Even when you’re going through the process of resolving an issue, you still need to have some alternatives. If you apply a patch and something bad happens in production that you weren’t expecting, you need a plan B. Do we roll back to a different version? Have we already performed a backup prior to making this change and we can simply revert to the backup configuration? Regardless of what that alternative might be, we need to have that plan in place so that when we make the change and something goes wrong, we can easily go back to the original configuration.
Now what we’ve created that plan, we can actually implement it. We can give it to our operations team. They can go in after hours, they can apply the correction to the server or to the network and try to resolve that issue. If this is something that might be over a large scale, it might be with a very specialized piece of equipment, it may be that you need a third party. You may be calling experts to come in and assist with the actual fix of the problem.
Just because you implemented a fix doesn’t mean you actually resolved the problem. So you want to be sure that you have some tests in place– some things that you can go through after implementing the test that will show whether the problem was resolved or not. Sometimes these are relatively simple, but sometimes you may need help from your user community, perhaps many people at one time hitting the same application and seeing if those problems might occur.
And there may be a way that, during the implementation of the fix, that we create some preventive maintenance. Maybe now we create a script that will check for that particular problem in the future. Or, if it’s hardware related, maybe we have additional hardware on standby just in case this problem ever occurs again.
You’ve now done a lot of work from the very time that you’ve identify the problem all the way through the verification of that fix, and it would be a shame to lose that. So it’s important to document exactly what occurred during that entire process. That way, if you run into a situation where this problem occurs again and you don’t happen to be in the organization, somebody else can look up your notes. That’s why we often will automate this, put it into a large database, have something that we can search through to try to find that information later on.
If you want to see what very long-term documentation can provide, a good example is in this document from Google research, that is “Failure Trends in a Large Disk Drive Population.” A number of years ago, Google looked at all of their hard drive usage, determined where the failures happened to be, and tried to make some determinations of what they saw occurring with those systems prior to the hard drives failing, and they were able to document this because they were looking at these problems over a very long period of time. You can read more about it with this URL right here at the bottom, and you can see how Google was able to take their documentation and use that information to make their network more available.
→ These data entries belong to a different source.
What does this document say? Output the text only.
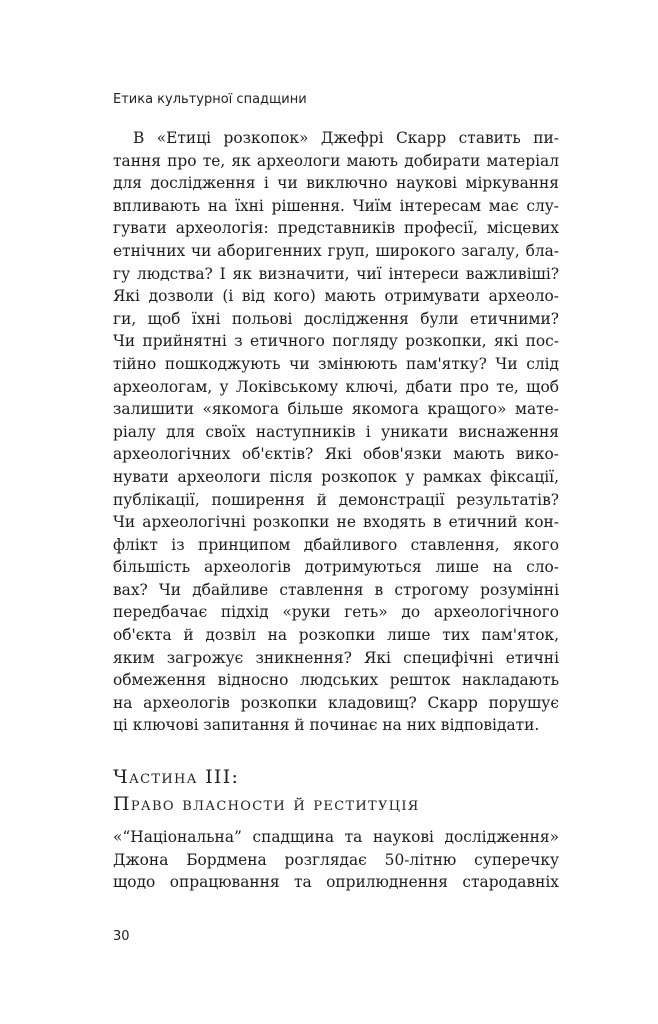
Етика культурної спадщини
В «Етиці розкопок» Джефрі Скарр ставить пи-
тання про те, як археологи мають добирати матеріал
для дослідження і чи виключно наукові міркування
впливають на їхні рішення. Чиїм інтересам має слу-
гувати археологія: представників професії, місцевих
етнічних чи аборигенних груп, широкого загалу, бла-
гу людства? І як визначити, чиї інтереси важливіші?
Які дозволи (і від кого) мають отримувати археоло-
ги, щоб їхні польові дослідження були етичними?
Чи прийнятні з етичного погляду розкопки, які пос-
тійно пошкоджують чи змінюють пам'ятку? Чи слід
археологам, у Локівському ключі, дбати про те, щоб
залишити «якомога більше якомога кращого» мате-
ріалу для своїх наступників і уникати виснаження
археологічних об'єктів? Які обов'язки мають вико-
нувати археологи після розкопок у рамках фіксації,
публікації, поширення й демонстрації результатів?
Чи археологічні розкопки не входять в етичний кон-
флікт із принципом дбайливого ставлення, якого
більшість археологів дотримуються лише на сло-
вах? Чи дбайливе ставлення в строгому розумінні
передбачає підхід «руки геть» до археологічного
об'єкта й дозвіл на розкопки лише тих пам'яток,
яким загрожує зникнення? Які специфічні етичні
обмеження відносно людських решток накладають
на археологів розкопки кладовищ? Скарр порушує
ці ключові запитання й починає на них відповідати.
Частина III:
Право власности й реституція
«“Національна” спадщина та наукові дослідження»
Джона Бордмена розглядає 50-літню суперечку
щодо опрацювання та оприлюднення стародавніх
30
And there’s our summary from the very beginning to the very end. Once we see a problem, we’ve identified and asked questions about the problem. We’ve come up with some ideas of what the problem might be, and we’ve tested those ideas. When the test is actually working, we can come up with a plan to change, and then finally implement the plan. After that plan is in place, we need to test it and make sure we really fix the problem. And finally, we can document everything that we happen to find. By following this simple troubleshooting process, we can solve our problems and get our systems running as quickly as possible.